Le Japon a commémoré discrètement vendredi la triple catastrophe du 11 mars 2011, quand l’un des plus violents séismes jamais enregistrés dans le monde avait provoqué un tsunami meurtrier qui a entraîné la catastrophe nucléaire de Fukushima.
Pour la première fois, aucune cérémonie nationale n’a été organisée cette année en mémoire des victimes, l’Etat japonais ayant décidé de cesser ces commémorations après les 10 ans du drame l’an dernier.
Mais comme chaque 11 mars, une minute de silence a été observée dans le pays à 14h46, l’heure à laquelle, en 2011, un tremblement de terre de magnitude 9.0 a ébranlé tout l’archipel et a été ressenti jusqu’en Chine.
Venue des profondeurs du sous-sol de l’océan Pacifique, au large des côtes nord-est du Japon, la terrible secousse a entraîné un tsunami dont les vagues, parfois hautes comme des immeubles, se sont abattues sur la région. Le lourd bilan humain de près de 18.500 morts ou disparus a été causé principalement par le tsunami.
Dans les zones meurtries par le raz de marée, des proches de victimes se sont rassemblés au bord de l’océan, parfois dès l’aube, pour se recueillir ensemble comme chaque année.
Des étudiants ont aussi fait voler des cerfs-volants peints de messages d’espoir, juchés sur de nouvelles digues géantes construites près des côtes, censées éviter à l’avenir une catastrophe d’une telle ampleur, selon des images filmées par la télévision japonaise.
Mais certains préfèrent éviter ces commémorations pour tenter d’enfouir leurs souffrances, comme Sadao Kon, un pêcheur local dont la sœur, le beau-frère et le neveu ont été emportés par le tsunami.
« J’essaie intentionnellement de ne pas marquer particulièrement ce jour.
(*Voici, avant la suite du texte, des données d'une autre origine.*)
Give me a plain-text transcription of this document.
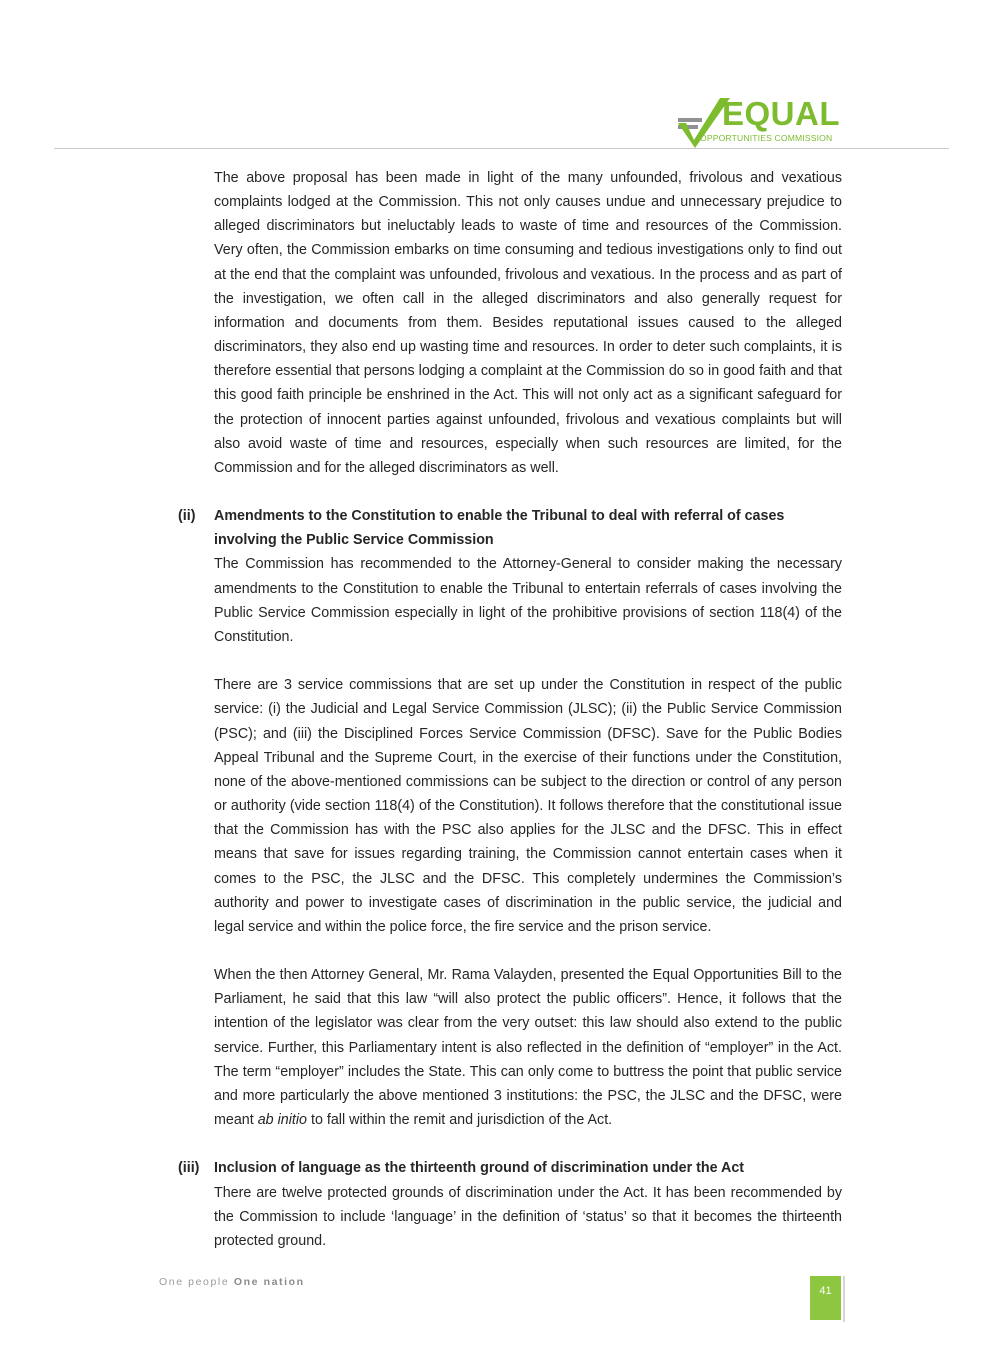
EQUAL
OPPORTUNITIES COMMISSION

The above proposal has been made in light of the many unfounded, frivolous and vexatious complaints lodged at the Commission. This not only causes undue and unnecessary prejudice to alleged discriminators but ineluctably leads to waste of time and resources of the Commission. Very often, the Commission embarks on time consuming and tedious investigations only to find out at the end that the complaint was unfounded, frivolous and vexatious. In the process and as part of the investigation, we often call in the alleged discriminators and also generally request for information and documents from them. Besides reputational issues caused to the alleged discriminators, they also end up wasting time and resources. In order to deter such complaints, it is therefore essential that persons lodging a complaint at the Commission do so in good faith and that this good faith principle be enshrined in the Act. This will not only act as a significant safeguard for the protection of innocent parties against unfounded, frivolous and vexatious complaints but will also avoid waste of time and resources, especially when such resources are limited, for the Commission and for the alleged discriminators as well.

(ii) Amendments to the Constitution to enable the Tribunal to deal with referral of cases involving the Public Service Commission

The Commission has recommended to the Attorney-General to consider making the necessary amendments to the Constitution to enable the Tribunal to entertain referrals of cases involving the Public Service Commission especially in light of the prohibitive provisions of section 118(4) of the Constitution.

There are 3 service commissions that are set up under the Constitution in respect of the public service: (i) the Judicial and Legal Service Commission (JLSC); (ii) the Public Service Commission (PSC); and (iii) the Disciplined Forces Service Commission (DFSC). Save for the Public Bodies Appeal Tribunal and the Supreme Court, in the exercise of their functions under the Constitution, none of the above-mentioned commissions can be subject to the direction or control of any person or authority (vide section 118(4) of the Constitution). It follows therefore that the constitutional issue that the Commission has with the PSC also applies for the JLSC and the DFSC. This in effect means that save for issues regarding training, the Commission cannot entertain cases when it comes to the PSC, the JLSC and the DFSC. This completely undermines the Commission’s authority and power to investigate cases of discrimination in the public service, the judicial and legal service and within the police force, the fire service and the prison service.

When the then Attorney General, Mr. Rama Valayden, presented the Equal Opportunities Bill to the Parliament, he said that this law “will also protect the public officers”. Hence, it follows that the intention of the legislator was clear from the very outset: this law should also extend to the public service. Further, this Parliamentary intent is also reflected in the definition of “employer” in the Act. The term “employer” includes the State. This can only come to buttress the point that public service and more particularly the above mentioned 3 institutions: the PSC, the JLSC and the DFSC, were meant ab initio to fall within the remit and jurisdiction of the Act.

(iii) Inclusion of language as the thirteenth ground of discrimination under the Act

There are twelve protected grounds of discrimination under the Act. It has been recommended by the Commission to include ‘language’ in the definition of ‘status’ so that it becomes the thirteenth protected ground.

One people One nation
41
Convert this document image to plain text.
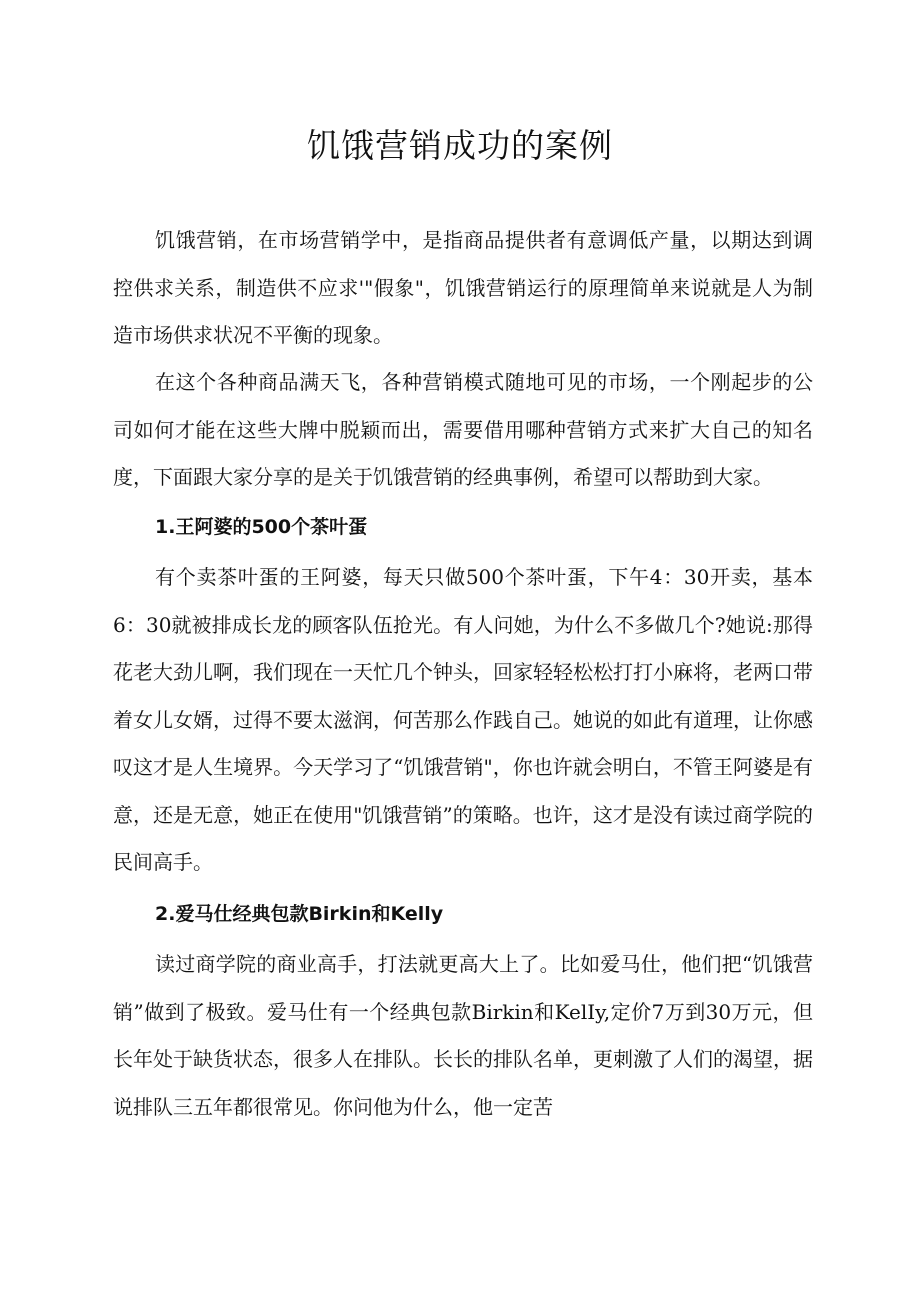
饥饿营销成功的案例

饥饿营销，在市场营销学中，是指商品提供者有意调低产量，以期达到调控供求关系，制造供不应求'"假象"，饥饿营销运行的原理简单来说就是人为制造市场供求状况不平衡的现象。

在这个各种商品满天飞，各种营销模式随地可见的市场，一个刚起步的公司如何才能在这些大牌中脱颖而出，需要借用哪种营销方式来扩大自己的知名度，下面跟大家分享的是关于饥饿营销的经典事例，希望可以帮助到大家。

1.王阿婆的500个茶叶蛋

有个卖茶叶蛋的王阿婆，每天只做500个茶叶蛋，下午4：30开卖，基本6：30就被排成长龙的顾客队伍抢光。有人问她，为什么不多做几个?她说:那得花老大劲儿啊，我们现在一天忙几个钟头，回家轻轻松松打打小麻将，老两口带着女儿女婿，过得不要太滋润，何苦那么作践自己。她说的如此有道理，让你感叹这才是人生境界。今天学习了“饥饿营销"，你也许就会明白，不管王阿婆是有意，还是无意，她正在使用"饥饿营销”的策略。也许，这才是没有读过商学院的民间高手。

2.爱马仕经典包款Birkin和Kelly

读过商学院的商业高手，打法就更高大上了。比如爱马仕，他们把“饥饿营销”做到了极致。爱马仕有一个经典包款Birkin和KelIy,定价7万到30万元，但长年处于缺货状态，很多人在排队。长长的排队名单，更刺激了人们的渴望，据说排队三五年都很常见。你问他为什么，他一定苦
C’est un souvenir douloureux que j’aimerais oublier si je le pouvais », a confié cet homme de 68 ans à la chaîne de télévision publique NHK.
Défis sans fin à Fukushima
Il y a 11 ans, les flots en furie ont aussi envahi la centrale atomique de Fukushima Daiichi, bordant le Pacifique. Les cœurs de trois de ses réacteurs sont entrés en fusion, provoquant la pire catastrophe nucléaire civile depuis Tchernobyl (Ukraine) en 1986.
Cet accident a entraîné des fuites radioactives ayant forcé des dizaines de milliers d’habitants des zones environnantes à évacuer leur domicile en urgence, souvent définitivement.
Plus de 1.650 km² du département de Fukushima, soit 12% de sa superficie, avaient été interdits d’accès dans les mois suivant la catastrophe. Depuis, d’intenses travaux de décontamination ont permis de réduire ces zones inhabitables à 337 km², soit 2,4% du département.
Toutes les communes qui avaient été évacuées ont désormais retrouvé des habitants : depuis janvier de cette année, Futaba, la dernière localité près de la centrale qui était encore désertée, accueille cinq de ses anciens résidents.
Mais leurs populations restent très inférieures à leurs niveaux d’avant la catastrophe, beaucoup d’anciens habitants ne souhaitant pas revenir par crainte des radiations.
Jusqu’à près de 165.000 personnes du département avaient évacué leurs foyers, par obligation ou par choix personnel. Les autorités locales recensent encore aujourd’hui 33.365 personnes déplacées, dont 80% vivent hors du département de Fukushima.
Outre le chantier titanesque de la décontamination et du démantèlement de la centrale nucléaire, de nombreux autres défis persistent, à commencer par la réputation des produits alimentaires locaux, bien que leur sécurité soit rigoureusement contrôlée.
L’image de Fukushima risque aussi de pâtir du projet, validé l’an dernier par le gouvernement japonais, de rejeter dans l’océan plus d’un million de tonnes d’eau contaminée provenant de la centrale nucléaire dévastée et contenant toujours du tritium.
Bien que ce processus supervisé par l’Agence internationale de l’énergie atomique (AIEA) devrait s’étaler sur des décennies, pour éviter de libérer trop brutalement dans l’océan des concentrations élevées de ce radionucléide, le projet a soulevé l’indignation de pays voisins du Japon et des pêcheurs locaux.
Au-delà des personnes directement concernées, le souvenir du drame de 2011 s’estompe au Japon, selon des sondages, bien que l’invasion russe de l’Ukraine ait ranimé ces dernières semaines le spectre d’une catastrophe nucléaire.